Desde que me especialicé en la terapia de pareja, allá por el 72, por mi consulta habrán pasado cientos y cientos de clientes, habitualmente para encontrar una solución a su quebrada relación, aunque la pasta de hojaldre –y esto que quede entre ustedes y yo- jamás vuelve a su textura inicial una vez humedecida. Pero para enriquecer mis conocimientos sobre la estupidez humana, y elaborar esos manuales de auto ayuda que me permiten vivir a todo tren, necesito pasar cinco horas al día dando consejos absurdos, observando matrimonios que se aborrecen y lo que es peor, poniendo cara de póquer cuando creen haber dado con la solución.
Los primeros tres meses de enamoramiento son insoportables para todo aquel que rodea al enamorado, las memeces que puede llegar a detallarte sobre su amado una y otra vez, te pueden fácilmente conducir a la ruptura de una amistad en el mejor de los casos, y al asesinato premeditado en el peor. Norman Ch. pasó en ciento cuatro ocasiones por mi diván, una vez por semana, lo cual nos da un resultado –habida cuenta de que para mi desgracia no faltó ni un solo martes- de dos años exactos. Acudió por un atontamiento que le impedía rendir en su trabajo, le causaba insomnio y le cerraba la boca del estómago. En un primer momento lo achacó a una crisis de fe, tras una excursión a Lourdes con la comunidad de vecinos, pero a base de encontrarse en el ascensor con la morena del quinto, relacionó hábilmente sus males con la absoluta pérdida de dignidad. Es decir, N. Chaufman se había enamorado. Durante ese primer semestre tuve que soportar -con la estoicidad que me caracteriza, los bostezos disimulados y la modorra que su tono de voz me proporcionaba- las mayores sandeces salidas de la boca de un homo erectus: que si su pelo era como la crin de un pura sangre, que si su risa como una ristra de perlas, que si sus tobillos, su cuello, su oreja, su espalda, sus ojos.
A veces me parecía estar escuchando a un forense más que a un paciente obnubilado. En el séptimo mes en cambio, instalado ya en el 5º 2ª (instigado en gran parte por mí y mis prisas porque fuera feliz y me dejara en paz) la perorata cambió de tono y lo que antaño eran virtudes, se fueron transformando en defectos. Y también su relato me sumía en la más profunda de las ensoñaciones: que si ese geniecillo incontrolable, que si las ventanas abiertas, que si su madre, que si esos días tontos, que si los pedos, que si el corte de pelo...Paciente tras paciente me relataba su estado amatorio como si hubiera descubierto el epicentro de la Tierra, sin imaginar ni por un segundo, que el recorrido de una pareja siempre empieza en la A y termina en la Z, pasando por las cuatro estaciones, y con algunas connotaciones dependientes de la tolerancia, la obstinación o el aguante de cada cual. Transcurrido un año, en el cual tuve que empezar yo mismo una terapia cognitiva para soportar el tedio y la absoluta ausencia de elementos sorpresivos, N. Ch. odiaba con todas sus fuerzas a la morena del 5º, que no había hecho nada más que mostrarse tal y como era, y lo que en realidad había cambiado fue el cristal con el que él la miraba.

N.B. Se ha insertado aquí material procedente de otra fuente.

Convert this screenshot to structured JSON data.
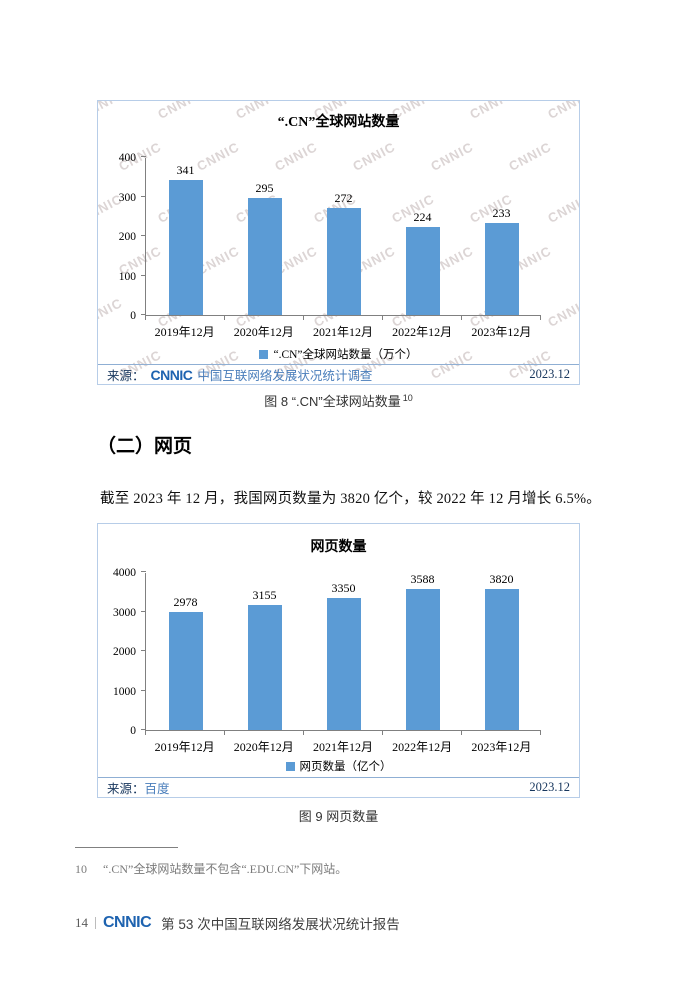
{
  "section": {
    "heading": "（二）网页",
    "paragraph": "截至 2023 年 12 月，我国网页数量为 3820 亿个，较 2022 年 12 月增长 6.5%。"
  },
  "figures": {
    "fig8": {
      "caption": "图 8 “.CN”全球网站数量",
      "caption_sup": "10",
      "source_label": "来源：",
      "source_logo": "CNNIC",
      "source_text": "中国互联网络发展状况统计调查",
      "source_date": "2023.12",
      "watermark_text": "CNNIC"
    },
    "fig9": {
      "caption": "图 9 网页数量",
      "source_label": "来源：",
      "source_text": "百度",
      "source_date": "2023.12"
    }
  },
  "footnote": {
    "marker": "10",
    "text": "“.CN”全球网站数量不包含“.EDU.CN”下网站。"
  },
  "footer": {
    "page_number": "14",
    "logo": "CNNIC",
    "report_title": "第 53 次中国互联网络发展状况统计报告"
  },
  "colors": {
    "bar": "#5B9BD5",
    "box_border": "#B7CDE8",
    "source_navy": "#17365D",
    "source_blue": "#4A7EBB",
    "logo_blue": "#1E63B0"
  },
  "chart_data": [
    {
      "type": "bar",
      "title": "“.CN”全球网站数量",
      "categories": [
        "2019年12月",
        "2020年12月",
        "2021年12月",
        "2022年12月",
        "2023年12月"
      ],
      "values": [
        341,
        295,
        272,
        224,
        233
      ],
      "legend": "“.CN”全球网站数量（万个）",
      "xlabel": "",
      "ylabel": "",
      "ylim": [
        0,
        400
      ],
      "ytick_step": 100,
      "unit": "万个",
      "grid": false,
      "legend_position": "bottom"
    },
    {
      "type": "bar",
      "title": "网页数量",
      "categories": [
        "2019年12月",
        "2020年12月",
        "2021年12月",
        "2022年12月",
        "2023年12月"
      ],
      "values": [
        2978,
        3155,
        3350,
        3588,
        3820
      ],
      "legend": "网页数量（亿个）",
      "xlabel": "",
      "ylabel": "",
      "ylim": [
        0,
        4000
      ],
      "ytick_step": 1000,
      "unit": "亿个",
      "grid": false,
      "legend_position": "bottom"
    }
  ]
}
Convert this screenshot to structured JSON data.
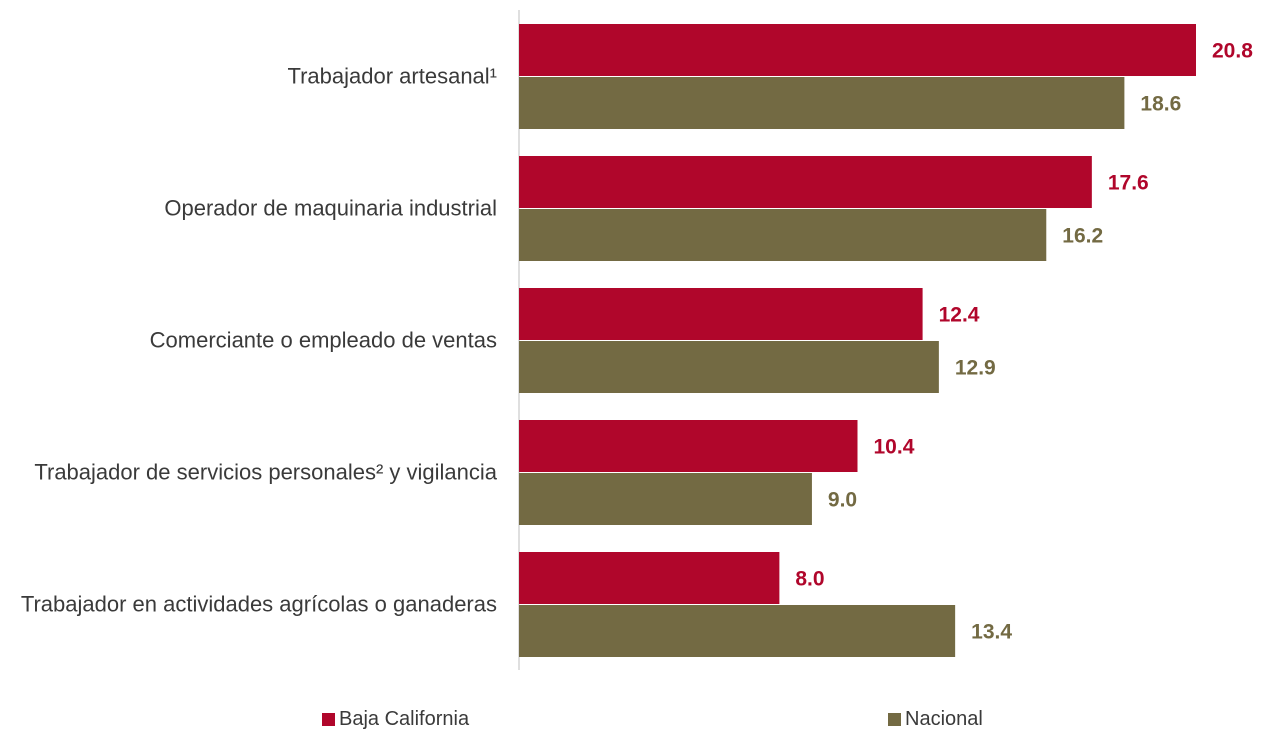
{
  "chart_data": {
    "type": "bar",
    "orientation": "horizontal",
    "categories": [
      "Trabajador artesanal¹",
      "Operador de maquinaria industrial",
      "Comerciante o empleado de ventas",
      "Trabajador de servicios personales² y vigilancia",
      "Trabajador en actividades agrícolas o ganaderas"
    ],
    "series": [
      {
        "name": "Baja California",
        "color": "#b0062b",
        "values": [
          20.8,
          17.6,
          12.4,
          10.4,
          8.0
        ],
        "value_labels": [
          "20.8",
          "17.6",
          "12.4",
          "10.4",
          "8.0"
        ]
      },
      {
        "name": "Nacional",
        "color": "#736a43",
        "values": [
          18.6,
          16.2,
          12.9,
          9.0,
          13.4
        ],
        "value_labels": [
          "18.6",
          "16.2",
          "12.9",
          "9.0",
          "13.4"
        ]
      }
    ]
  }
}
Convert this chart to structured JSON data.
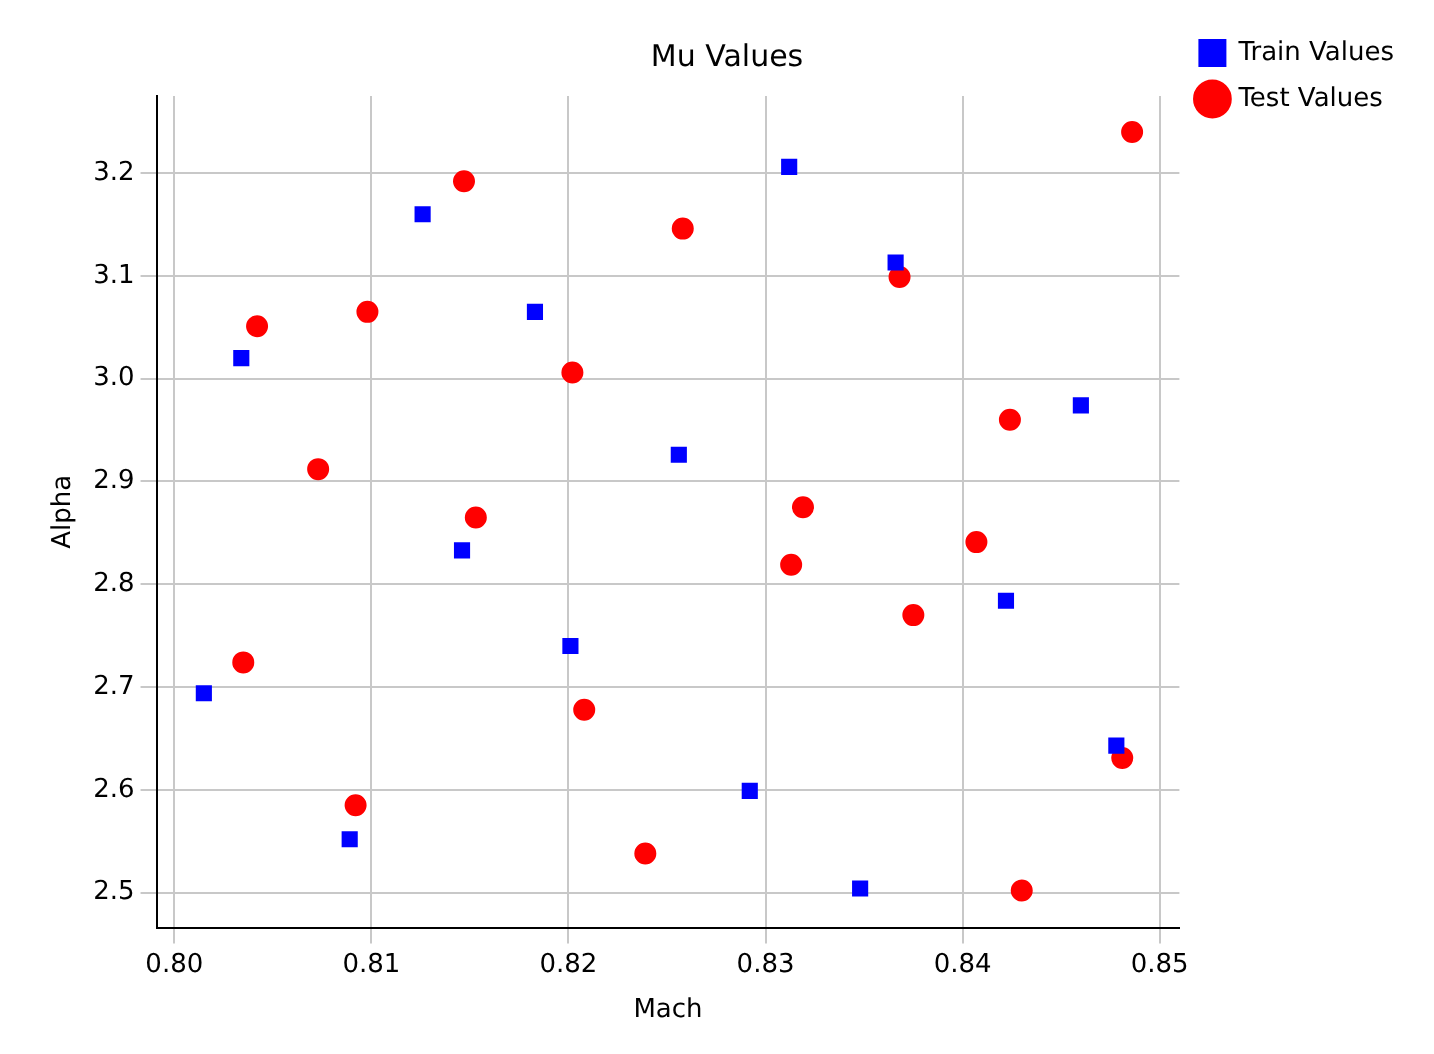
{
  "chart_data": {
    "type": "scatter",
    "title": "Mu Values",
    "xlabel": "Mach",
    "ylabel": "Alpha",
    "xlim": [
      0.7991,
      0.851
    ],
    "ylim": [
      2.466,
      3.275
    ],
    "xticks": [
      {
        "value": 0.8,
        "label": "0.80"
      },
      {
        "value": 0.81,
        "label": "0.81"
      },
      {
        "value": 0.82,
        "label": "0.82"
      },
      {
        "value": 0.83,
        "label": "0.83"
      },
      {
        "value": 0.84,
        "label": "0.84"
      },
      {
        "value": 0.85,
        "label": "0.85"
      }
    ],
    "yticks": [
      {
        "value": 2.5,
        "label": "2.5"
      },
      {
        "value": 2.6,
        "label": "2.6"
      },
      {
        "value": 2.7,
        "label": "2.7"
      },
      {
        "value": 2.8,
        "label": "2.8"
      },
      {
        "value": 2.9,
        "label": "2.9"
      },
      {
        "value": 3.0,
        "label": "3.0"
      },
      {
        "value": 3.1,
        "label": "3.1"
      },
      {
        "value": 3.2,
        "label": "3.2"
      }
    ],
    "grid": true,
    "legend": "top right",
    "series": [
      {
        "name": "Train Values",
        "color": "#0000ff",
        "marker": "square",
        "x": [
          0.8015,
          0.8034,
          0.8089,
          0.8126,
          0.8146,
          0.8183,
          0.8201,
          0.8256,
          0.8292,
          0.8312,
          0.8366,
          0.8348,
          0.8422,
          0.846,
          0.8478
        ],
        "values": [
          2.694,
          3.02,
          2.552,
          3.16,
          2.833,
          3.065,
          2.74,
          2.926,
          2.599,
          3.206,
          3.113,
          2.504,
          2.784,
          2.974,
          2.643
        ]
      },
      {
        "name": "Test Values",
        "color": "#ff0000",
        "marker": "circle",
        "x": [
          0.8042,
          0.8035,
          0.8073,
          0.8092,
          0.8098,
          0.8147,
          0.8153,
          0.8202,
          0.8208,
          0.8239,
          0.8258,
          0.8313,
          0.8319,
          0.8368,
          0.8375,
          0.8407,
          0.8424,
          0.843,
          0.8481,
          0.8486
        ],
        "values": [
          3.051,
          2.724,
          2.912,
          2.585,
          3.065,
          3.192,
          2.865,
          3.006,
          2.678,
          2.538,
          3.146,
          2.819,
          2.875,
          3.099,
          2.77,
          2.841,
          2.96,
          2.502,
          2.631,
          3.24
        ]
      }
    ]
  }
}
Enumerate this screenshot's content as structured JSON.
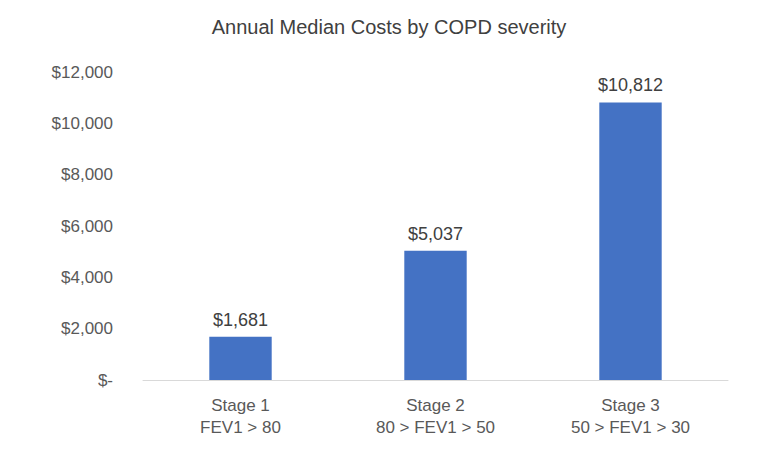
{
  "chart_data": {
    "type": "bar",
    "title": "Annual Median Costs by COPD severity",
    "categories": [
      "Stage 1\nFEV1 > 80",
      "Stage 2\n80 > FEV1 > 50",
      "Stage 3\n50 > FEV1 > 30"
    ],
    "values": [
      1681,
      5037,
      10812
    ],
    "value_labels": [
      "$1,681",
      "$5,037",
      "$10,812"
    ],
    "data_labels": true,
    "color": "#4472c4",
    "ylim": [
      0,
      12000
    ],
    "yticks": [
      {
        "value": 0,
        "label": "$-"
      },
      {
        "value": 2000,
        "label": "$2,000"
      },
      {
        "value": 4000,
        "label": "$4,000"
      },
      {
        "value": 6000,
        "label": "$6,000"
      },
      {
        "value": 8000,
        "label": "$8,000"
      },
      {
        "value": 10000,
        "label": "$10,000"
      },
      {
        "value": 12000,
        "label": "$12,000"
      }
    ],
    "grid": false
  }
}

La negación de un nuevo fracaso, el no aceptar la naturaleza de los hechos, y las pocas luces de mi paciente, le condujeron a un estado depresivo-abominable que hicieron que me quedara frito sobre el escritorio: que si es una víbora, que si una insatisfecha, respondona, avariciosa, compradora compulsiva, que si no se depila, aburrida, histérica, furcia, dejada...Aún así Norman sollozaba sobre mi hombro, viéndose incapaz de abandonar a semejante monstruo. En los últimos seis meses de relación con mi paciente, sucumbí a la tentativa de recetarle orfidal equino en varias ocasiones, a clavarle el abrecartas cuando se agarraba a mi pantorrilla implorando una solución, y a aplicarle electrodos en los genitales para provocar una reacción digna, que al menos le permitiera andar erguido y mantener el lagrimal árido unos minutos. Solo era cuestión de esperar. Y así sucedió que la morena del 5º se largó con el del ático y Norman Chaufman encontró consuelo en mi portera, a lo que antes de que me confesara que la encontraba linda, diferente, brillante, adorable y definitiva, le dije que me tomaba unas largas vacaciones para llevar a cabo un estudio al que él había aportado los datos más relevantes. Soy incapaz de encontrarle el encanto a la estupidez humana, aunque como dijo Hidalgo, es mucho mejor ser un idiota enamorado que un idiota a secas. Ténganlo en cuenta.